We may call it forecasting for example. The key point is that the predictive power of estimated models is, by default, of descriptive nature. You compare an outcome across groups and hypothesize a probability model for these comparisons, but you cannot conclude that these comparisons constitute causal effects. There is an enormous amount of information available on the internet, libraries. The literature search may include magazines, newspaper, trade literature, and academic literature.
These people can be professionals or person outside the organization. Anyone with information related to the problem is a strong candidate for the depth interview. Another method used is the gathering of the people who have a common objective and has information about the specific problem at hand. Focus group can have members. While selecting the members, it should be kept in mind that the individuals have information about the problem.
Researchers can understand and tackle the problem more efficiently by dealing with the carefully selected cases or cases of the phenomenon.
Analysis of the case of the organization which has gone through the same case will help in dealing with the problem more efficiently.
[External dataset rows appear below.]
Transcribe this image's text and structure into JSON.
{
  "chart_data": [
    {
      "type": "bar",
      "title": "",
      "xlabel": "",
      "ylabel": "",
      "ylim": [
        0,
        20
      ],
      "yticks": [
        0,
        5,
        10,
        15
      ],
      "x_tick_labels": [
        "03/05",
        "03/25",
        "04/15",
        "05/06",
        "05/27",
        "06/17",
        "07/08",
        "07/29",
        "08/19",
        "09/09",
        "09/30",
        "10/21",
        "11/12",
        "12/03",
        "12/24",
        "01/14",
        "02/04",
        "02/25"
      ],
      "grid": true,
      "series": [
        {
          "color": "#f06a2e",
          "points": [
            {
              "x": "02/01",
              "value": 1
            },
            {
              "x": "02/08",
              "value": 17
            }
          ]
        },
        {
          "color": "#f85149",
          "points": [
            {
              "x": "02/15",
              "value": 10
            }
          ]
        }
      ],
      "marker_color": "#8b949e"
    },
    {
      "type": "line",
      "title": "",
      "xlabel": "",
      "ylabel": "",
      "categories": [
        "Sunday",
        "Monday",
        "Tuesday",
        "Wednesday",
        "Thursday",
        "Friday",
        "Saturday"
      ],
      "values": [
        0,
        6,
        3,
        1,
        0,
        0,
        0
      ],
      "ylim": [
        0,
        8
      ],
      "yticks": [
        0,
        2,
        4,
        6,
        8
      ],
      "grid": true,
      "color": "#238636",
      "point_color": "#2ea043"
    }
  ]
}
Bean is perceived for its excellent request satisfaction. Hence, different organizations have tried to enhance their own particular request satisfaction by bench-marking L. The Explanatory Research allows the researcher to provide the deep insight into a specific subject, which gives birth to more subjects and provides more opportunities for the researchers to study new things and questions new things.
Exploratory researchers are normally led when an issue is not obviously characterized. It permits the agent to familiarize with the issue or idea to be examined, and conceivably create theories meaning of theory to be tried. Research can be immensely valuable for social research.
They are vital when an agent is breaking new ground and they ordinarily convey new data about a point for research. The explanatory research is such type of research which is a pillar of the other type of researchers.
Explore the research methods terrain, read definitions of key terminology, and discover content relevant to your research methods journey.
Causal research, also known as explanatory research is conducted in order to identify the extent and nature of cause-and-effect relationships. Causal research can be conducted in order to assess impacts of specific changes on existing norms, various processes etc.
Explanatory research is defined as an attempt to connect ideas to understand cause and effect, meaning researchers want to explain what is going on. Explanatory research looks at . Explanatory, analytical and experimental studies. Explanatory, analytical and experimental studies Explain Why a phenomenon is going on; Can be used for hypothesis testing.
Qualitative research is designed to explore the human elements of a given topic, while specific qualitative methods examine how individuals see and experienc. Explanatory Research is the research whose primary purpose is to explain why events occur to build, elaborate, extend or test theory.